The Colorado Supreme Court just decided that a statute that says nothing about secrecy actually guarantees secrecy. Call it judicial origami: fold the words until they say what the court thinks they should. The result was a 5–2 ruling that parents who surrender newborns under Colorado’s Safe Haven law are entitled to anonymity — even though the statute does not expressly promise it. That might sound noble. It also raises real questions about separation of powers, child welfare practice, and tribal placement rules.

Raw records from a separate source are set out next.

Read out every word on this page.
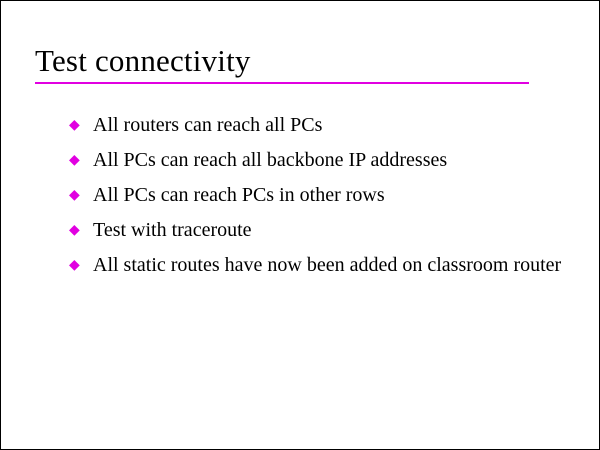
Test connectivity
◆ All routers can reach all PCs
◆ All PCs can reach all backbone IP addresses
◆ All PCs can reach PCs in other rows
◆ Test with traceroute
◆ All static routes have now been added on classroom router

What the Colorado Supreme Court ruled

Majority view and the dissent

In a 5–2 decision, the majority concluded anonymity can be read into the Safe Haven law because of the law’s structure, related custody statutes, and the goal of encouraging safe surrender. The court argued that forcing parents to reveal their identities would undercut the purpose of the Safe Haven process. The dissent said: nice policy, but not our job. Two justices warned the court was effectively writing new law — something the legislature should do if it wants anonymity spelled out.

Why this matters for counties, kids, and tribes

This is not just a legal puzzle. County social workers rely on birth records and medical files to find relatives or tribal lineage for placement options. With the court closing off that route when a parent properly invokes Safe Haven, counties like Morgan County may face longer placement delays and more bureaucracy. Tribal-placement issues under ICWA add a knotty layer: if officials can’t learn a parent’s identity, how do they determine tribal eligibility or follow federal placement rules without guessing?

Judicial activism dressed as compassion

There’s a fine line between filling a gap and making new policy. The majority crossed it. If lawmakers wanted anonymity, they could have written it. In fact, the legislature just changed the Safe Haven law earlier this year (expanding the surrender window and sending rulemaking to CDHS). So judges stepping in now looks less like careful reading and more like a robe-wearing committee drafting legislative text. If the goal is to encourage safe surrender, sure — clarity helps. But courts should not wear the legislature’s hat and then ask lawmakers to tidy up the mess afterward.

Fix it—legislators and agencies should act, smartly

Here’s the practical fix conservatives should insist on: if Colorado wants parental anonymity, put it in plain language and include sensible exceptions. Lawmakers should add clear provisions about when identity may be disclosed for tribal determinations, child-safety investigations, and bona fide adoption searches. Meanwhile, CDHS rulemaking should provide uniform procedures so counties aren’t left guessing. That keeps the promise of Safe Haven while protecting kids and complying with federal tribal law. The people we elect make law. If elites in black robes want policy changes, they should at least write the bill and run it through the people’s representatives.